Now, let's meet the models.[1]
The Med Student Analogy
Think of each foundation model as a brilliant medical student who has read essentially everything ever published—every textbook, every journal article, every clinical guideline, every case study, and frankly, every Reddit thread and random blog post too. This student has near-perfect recall of patterns across all that material and can synthesize information across domains in ways that would take you hours or days.
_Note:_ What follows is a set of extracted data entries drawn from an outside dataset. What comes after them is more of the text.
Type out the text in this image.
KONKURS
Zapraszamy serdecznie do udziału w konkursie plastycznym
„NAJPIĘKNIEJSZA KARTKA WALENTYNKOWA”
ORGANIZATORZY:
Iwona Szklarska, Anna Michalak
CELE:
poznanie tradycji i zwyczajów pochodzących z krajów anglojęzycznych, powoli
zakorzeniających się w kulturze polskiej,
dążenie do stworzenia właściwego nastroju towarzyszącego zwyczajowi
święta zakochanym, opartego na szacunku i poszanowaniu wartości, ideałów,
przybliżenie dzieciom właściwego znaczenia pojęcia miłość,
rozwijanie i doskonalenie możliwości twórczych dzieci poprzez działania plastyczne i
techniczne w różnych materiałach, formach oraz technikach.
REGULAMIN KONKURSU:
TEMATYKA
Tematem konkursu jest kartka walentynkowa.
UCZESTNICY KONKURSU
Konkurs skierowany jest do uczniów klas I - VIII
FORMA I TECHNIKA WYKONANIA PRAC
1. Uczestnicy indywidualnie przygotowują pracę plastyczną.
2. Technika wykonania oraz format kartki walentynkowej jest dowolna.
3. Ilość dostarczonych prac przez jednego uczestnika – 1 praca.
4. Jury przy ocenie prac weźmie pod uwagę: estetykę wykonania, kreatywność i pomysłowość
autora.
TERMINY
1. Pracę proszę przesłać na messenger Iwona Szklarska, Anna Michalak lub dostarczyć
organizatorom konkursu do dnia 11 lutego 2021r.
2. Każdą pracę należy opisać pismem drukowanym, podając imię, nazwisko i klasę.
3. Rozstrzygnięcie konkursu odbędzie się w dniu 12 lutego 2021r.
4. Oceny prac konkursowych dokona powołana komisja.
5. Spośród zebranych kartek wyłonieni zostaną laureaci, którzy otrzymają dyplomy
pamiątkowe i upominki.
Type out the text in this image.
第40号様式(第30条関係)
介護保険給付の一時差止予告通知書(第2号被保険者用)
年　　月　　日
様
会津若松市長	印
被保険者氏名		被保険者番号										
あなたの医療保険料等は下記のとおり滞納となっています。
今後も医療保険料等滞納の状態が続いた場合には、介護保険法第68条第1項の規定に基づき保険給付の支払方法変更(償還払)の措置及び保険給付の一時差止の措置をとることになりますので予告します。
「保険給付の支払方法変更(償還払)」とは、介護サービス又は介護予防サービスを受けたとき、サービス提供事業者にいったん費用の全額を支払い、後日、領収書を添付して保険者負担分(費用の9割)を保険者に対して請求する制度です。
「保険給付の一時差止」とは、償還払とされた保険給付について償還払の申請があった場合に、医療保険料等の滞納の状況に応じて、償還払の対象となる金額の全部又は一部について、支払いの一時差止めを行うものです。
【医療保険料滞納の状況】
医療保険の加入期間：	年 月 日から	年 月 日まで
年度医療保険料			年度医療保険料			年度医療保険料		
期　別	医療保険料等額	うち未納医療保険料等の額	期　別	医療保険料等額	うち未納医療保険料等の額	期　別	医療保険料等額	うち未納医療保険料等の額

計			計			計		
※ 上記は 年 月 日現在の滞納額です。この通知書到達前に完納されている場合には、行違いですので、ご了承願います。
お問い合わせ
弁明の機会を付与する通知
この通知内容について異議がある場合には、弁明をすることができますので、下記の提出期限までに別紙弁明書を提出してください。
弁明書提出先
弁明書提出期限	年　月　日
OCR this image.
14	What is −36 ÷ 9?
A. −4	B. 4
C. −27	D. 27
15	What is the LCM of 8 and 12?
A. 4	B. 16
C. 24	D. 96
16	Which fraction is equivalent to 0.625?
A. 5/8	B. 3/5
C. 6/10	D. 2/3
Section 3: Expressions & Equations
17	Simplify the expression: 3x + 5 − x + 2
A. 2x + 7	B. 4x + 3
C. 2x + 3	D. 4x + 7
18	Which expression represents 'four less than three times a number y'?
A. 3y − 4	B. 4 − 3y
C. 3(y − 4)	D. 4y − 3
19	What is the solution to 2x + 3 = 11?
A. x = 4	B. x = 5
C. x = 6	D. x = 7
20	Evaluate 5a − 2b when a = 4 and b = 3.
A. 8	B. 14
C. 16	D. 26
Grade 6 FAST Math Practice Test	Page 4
But here's what's crucial: this med student has never actually seen a patient. They haven't felt the resistance of tissue, watched a parent's face crumple at difficult news, or learned from the case that didn't follow the textbook. They know what clinical reasoning looks like on paper, but they don't have clinical judgment.
This framing helps calibrate expectations:
- They're genuinely useful for the kind of work where pattern recognition and information synthesis matter—drafting notes, summarizing literature, explaining concepts, generating differential diagnoses for discussion.
- They require supervision the same way any trainee does. You wouldn't let even a brilliant third-year student sign notes unsupervised, and you shouldn't let an AI do so either.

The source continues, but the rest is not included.